Ideally, though, the donors wouldn't pick where the money goes. That's a harder sell, but it happens.
Rick Bergum, the owner of several agribusinesses, major donor and UND Foundation chairman, and his wife Jody found themselves donating funds to an endowment for the music program that they really didn't know much about at first.
"I'm in the grain business," Rick Bergum said. "I don't know who should get what, or where the money should go for the chairs. I left it to the president." People like to put money into buildings, he said, but he prefers his giving with no strings attached because it's more useful to UND that way.
The stock market
Though O'Keefe and others at the foundation will marvel at how the North Dakota Spirit campaign has weathered the recession, they'll also admit that it does have an impact on giving to some extent.
There can be a big difference between the amount of money pledged and the amount of money actually donated. When the stock market took a huge dive in fiscal year 2009, the amount of money raised actually went up, from $35.8 million the year before to $43.4 million that year. The amount of money handed over, however, dropped from $21.5 million to $12.9 million. In other words, donors pledged more, but donated less.

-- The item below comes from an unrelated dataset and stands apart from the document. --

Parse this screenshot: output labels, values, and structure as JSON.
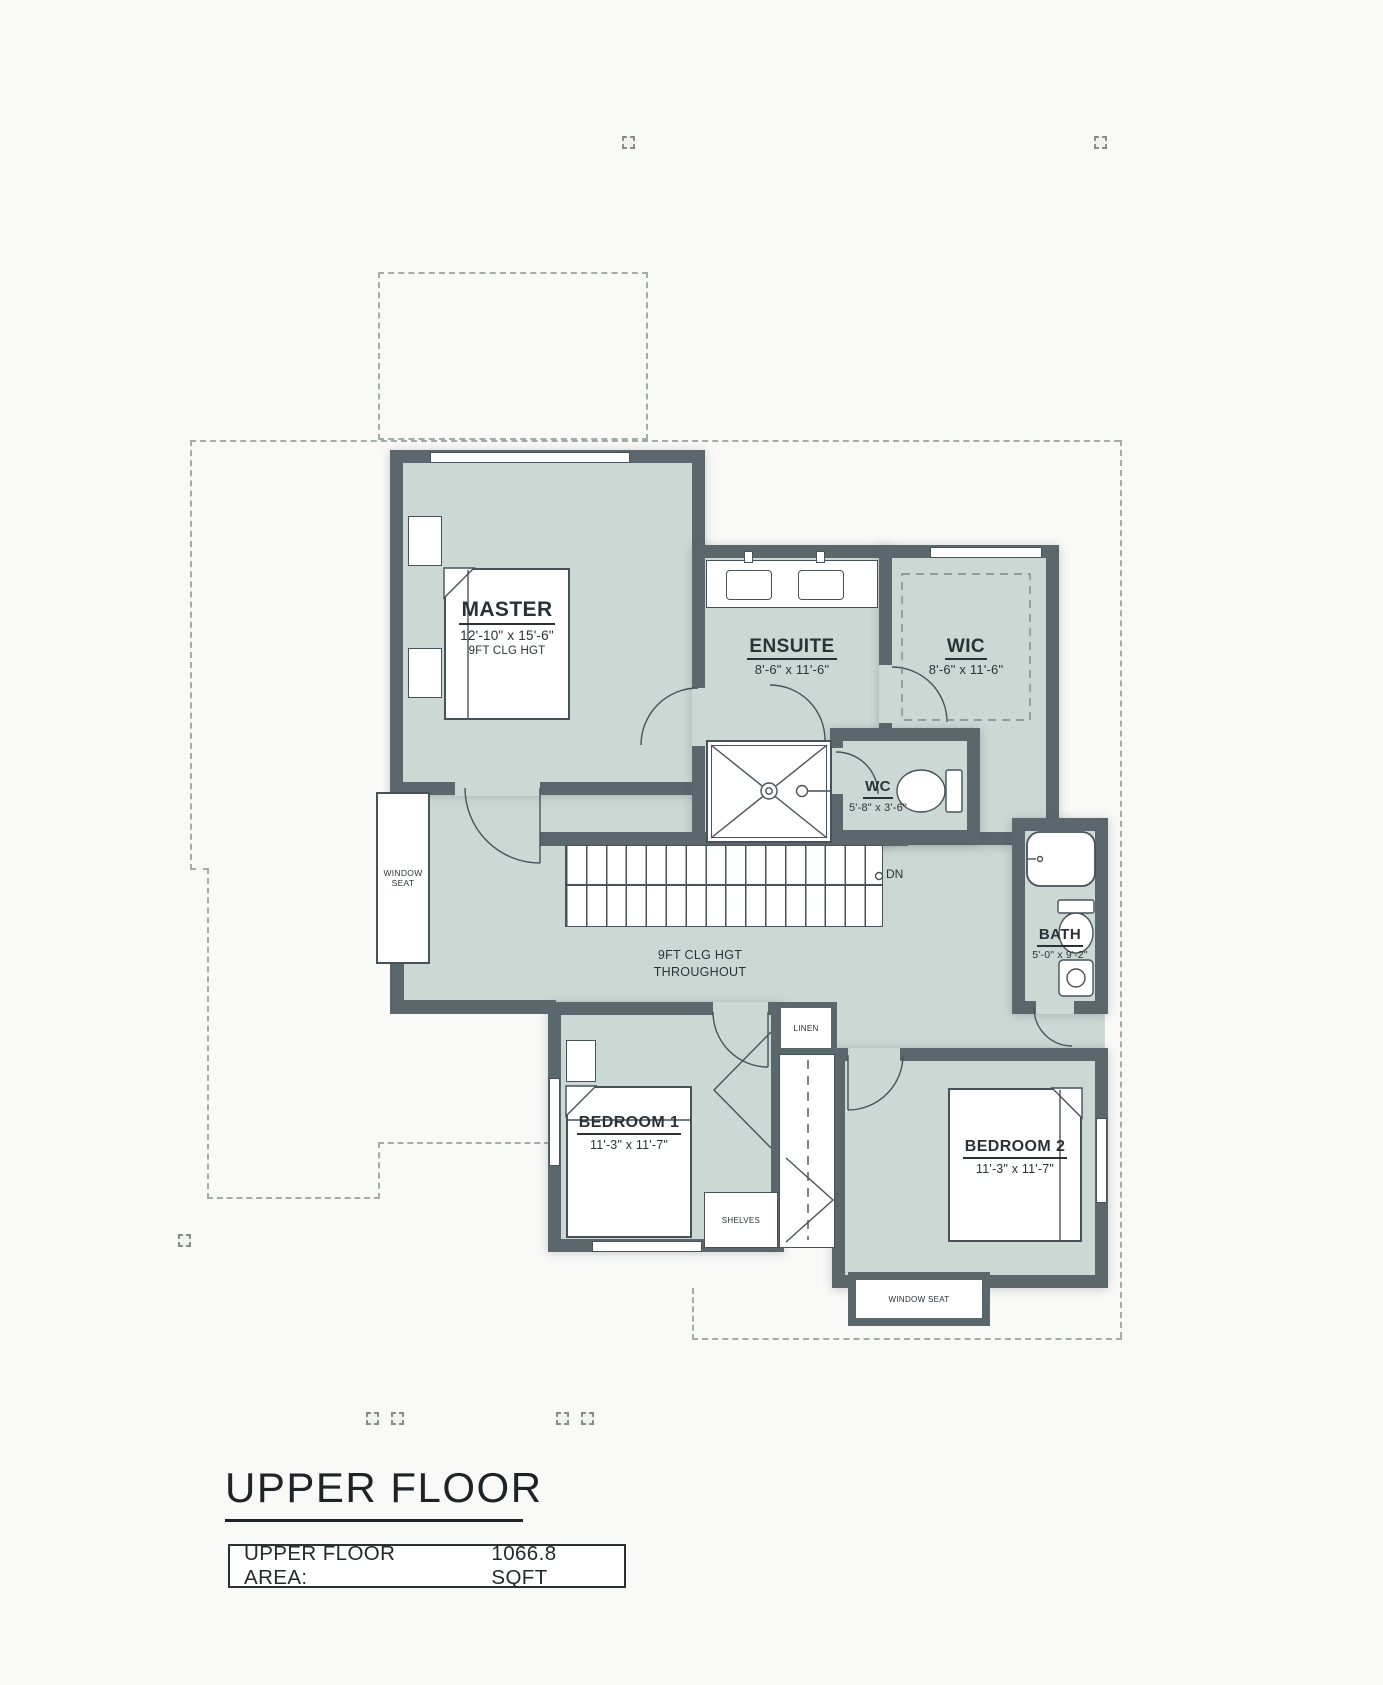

Bergum said the stock market's performance certainly affects him. He still has a pledge at UND that he hasn't quite fulfilled, he said, and is waiting for the stock market to pick up. When a stock you own drops from $30 to $20 a share, he said, "it takes more shares to give the same amount."
Still, the market's been mostly up this past fiscal year and the same divergence in pledges and donations appeared. The total amount raised shot up from $27.9 million in fiscal year 2010 to $50.5 million this past fiscal year. The amount actually donated dropped from $16.2 million to $12 million.
If nothing, that shows that when the going gets tough, UND's friends think more of it, even if they can't send money right away.